Kejengahan itu menggiring Soleh bersama kelima rekannya Lukman (Boris Bokir), Fey (Anggika Bolsterli), Marsyel (Adjis Doaibu), Eko (Awwe), Syarif (Ricky Wattimena) mendirikan majalah alternatif bernama Karung Goni (Kabar, Ungkapan, Gosip, dan Opini), membahas musik, film, percintaan, hingga gosip terhangat di lingkungan kampus. Seiring kesuksesan Karung Goni, timbul hasrat memaparkan kasus yang lebih berat, membawa filmnya mengkritik represi media serta penutupan fakta dari publik guna melindungi nama baik perseorangan, instansi, atau lebih luasnya, negara.
Mau Jadi Apa? tak ketinggalan membahas asam manis perkuliahan dengan enam protagonis sebagai jembatan. Mulai patah hati sampai masalah personal mahasiswa. Soleh bersama Khalid Kashogi dan Agasyah Karim jeli menawarkan observasi lewat skenario, menyinggung betapa problematika sejatinya bersifat relatif. Bagi Eko, sang ayah patut dibenci, karena kegagalan bisnisnya mengancam impiannya lanjut kuliah ke Australia batal. Namun bagi Lukman, Eko seharusnya bersyukur sebab ayahnya masih berusaha, sementara ayah Lukman sibuk berjudi. Di antara barisan kekonyolan, sudut pandang ini terasa spesial, dilengkapi tatanan momen dramatik yang tersaji apik. Mungkin ini tugas Monty Tiwa di kursi sutradara, menjaga supaya Mau Jadi Apa? tetap seimbang saat Soleh liar melucu.
Usaha membuat penonton merasa dekat diusung pula oleh selipan kultur populer era 90-an sampai awal 2000 (lagu, pengucapan nama-nama tenar) dan gaya komedi. Soleh ingin "mengakrabi" penonton memakai teknik breaking the fourth wall, juga meta jokes untuk melontarkan referensi-referensi kekinian yang dipahami penonton, dari Cek Toko Sebelah atau Ariel "Noah". Segar, tapi jadi berlebihan saat berbaik hati menjelaskan lelucon tentang budaya populer masa lampau, seolah takut generasi sekarang tersesat. Padahal sewaktu makna humor dijelaskan, daya bunuhnya rawan lenyap. Untungnya Anggika Bolsterli senantiasa mencuat sebagai penyelamat tiap komedinya gagal mengenai sasaran, menjadi figur idola bersenjatakan performa gila layaknya "anak teater jarang manggung".
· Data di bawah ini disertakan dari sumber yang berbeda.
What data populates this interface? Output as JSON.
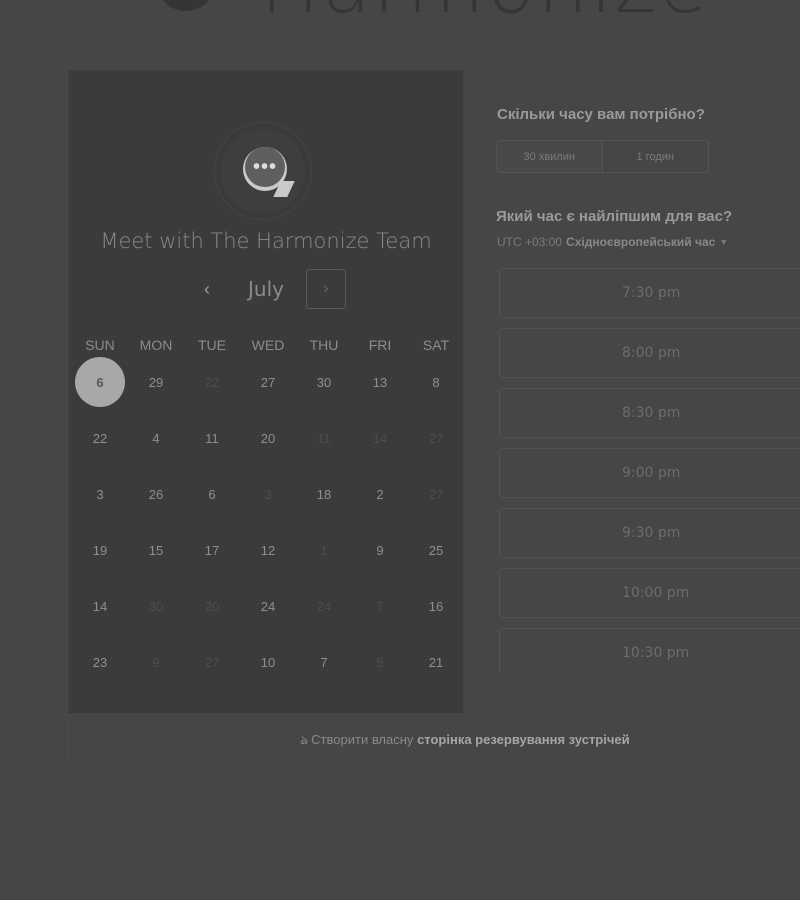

Sampai gangguan itu tiba. (SPOILER ALERT) Alkisah, Karung Goni hendak membongkar pelecehan seksual dosen terhadap mahasiswa yang Soleh dengar langsung dari korban, yang melarangnya memuat cerita itu. Enggan menurut, akhirnya berita tersebut naik cetak. Melawan represi atas fakta dan berkedok "for the greater good", aspek ini mengesampingkan etika, menolak peka kepada korban. Walau filmnya berujung bahagia, di realita, sikap demikian dapat menambah luka batin. Mari memandang dari sisi mereka. Meski untuk kebaikan, apa anda bersedia menguak aib ke khalayak luas tanpa persetujuan? Karena selain berpikir kritis sekaligus lantang melawan, kita perlu sensitivitas didasari rasa kemanusiaan.
Langganan:
Posting Komentar
(
Atom
)
7 komentar :
Comment Page:Tapi diluar kekurangan itu semua, film ini masih layak banget buat ditonton kan bang?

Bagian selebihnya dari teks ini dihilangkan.